Citizens who took in Tuesday’s public hearing on the city’s proposed $15 million water project learned that the plan now preferred would include two wells – one into the brackish Jasper Aquifer and one into the Evangeline Aquifer – to diversify the sources. This was something several citizens argued for at the first public hearing.
That’s promising. Someone was listening.
The ideal mix of water now pitched would be approximately 22 percent from the shallower and sweeter Evangeline, 44 percent from the deep and brackish Jasper, and 33 percent from the existing Nueces River source.
So the preferred city plan as of Tuesday night calls for drilling two wells on city property to accomplish that mix. The decision to drill a second well adds initial expenses, but spreads the risk and the water is “free” thereafter.
Here’s one of those places where citizens’ eyebrows should be arching if they’re paying attention. The plan calls for a little over a million gallons a day from an Evangeline well. The BDA has just such a well at Chase Field that is rated upwards of approximately 1.5 million gallons per day. And there’s already a pipeline running between Chase and the city.
There’s more to it than just hooking the two up, but the city’s planners have written off that option... without ever meeting with the BDA to explore what could be done, what deals could be struck. Repeated BDA requests for meetings have been canceled time and again.
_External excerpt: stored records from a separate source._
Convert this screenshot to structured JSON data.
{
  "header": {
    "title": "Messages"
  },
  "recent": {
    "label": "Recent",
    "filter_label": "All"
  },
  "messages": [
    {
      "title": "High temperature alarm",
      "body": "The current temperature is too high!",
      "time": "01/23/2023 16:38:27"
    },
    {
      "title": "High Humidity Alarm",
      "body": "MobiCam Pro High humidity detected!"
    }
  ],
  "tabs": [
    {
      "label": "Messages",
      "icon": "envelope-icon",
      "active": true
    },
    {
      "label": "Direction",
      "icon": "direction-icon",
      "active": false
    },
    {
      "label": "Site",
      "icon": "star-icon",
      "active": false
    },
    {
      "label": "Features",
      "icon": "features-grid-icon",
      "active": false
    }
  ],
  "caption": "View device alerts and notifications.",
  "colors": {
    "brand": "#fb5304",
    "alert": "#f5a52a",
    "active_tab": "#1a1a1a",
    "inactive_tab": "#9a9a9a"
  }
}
So the citizens are asked to approve a $15 million bond project, and the city hasn’t even done its due diligence in exploring the options available at Chase?
Conversely, BDA has never been shy about asking the city for access to economic development tax monies for projects at Chase. Because the BDA has no taxing powers, income sources are limited to fund any job-creation projects at the old base.
Now BDA has the available assets that the city sorely needs, it should provide the water essentially at cost or never bother to ask for city tax dollars again. The city is not without leverage in negotiations.
While we’ve before made the argument that the city benefits from jobs created at Chase, we’d now suggest that BDA won’t have anything to market if the City of Beeville doesn’t have water.
What can it hurt to sit down and see if there can’t be a win-win solution here before the city writes off any Chase water options? Are we adults here?
Sure, it’s a strained analogy in time of drought and water shortages to say we’re all in the same boat. This is Beeville, with citizens on fixed incomes and limited resources, not River Oaks or Alamo Heights. Same boat? Geez, it’s more a dinghy.
Many citizens at these hearings have essentially asked if the city has explored all options before we are asked take on this massive debt. That’s not an unreasonable request.
There may be a part of the solution to be had at Chase, or not. We won’t know until the city and BDA meet and talk.
What does that cost besides a bit of ego?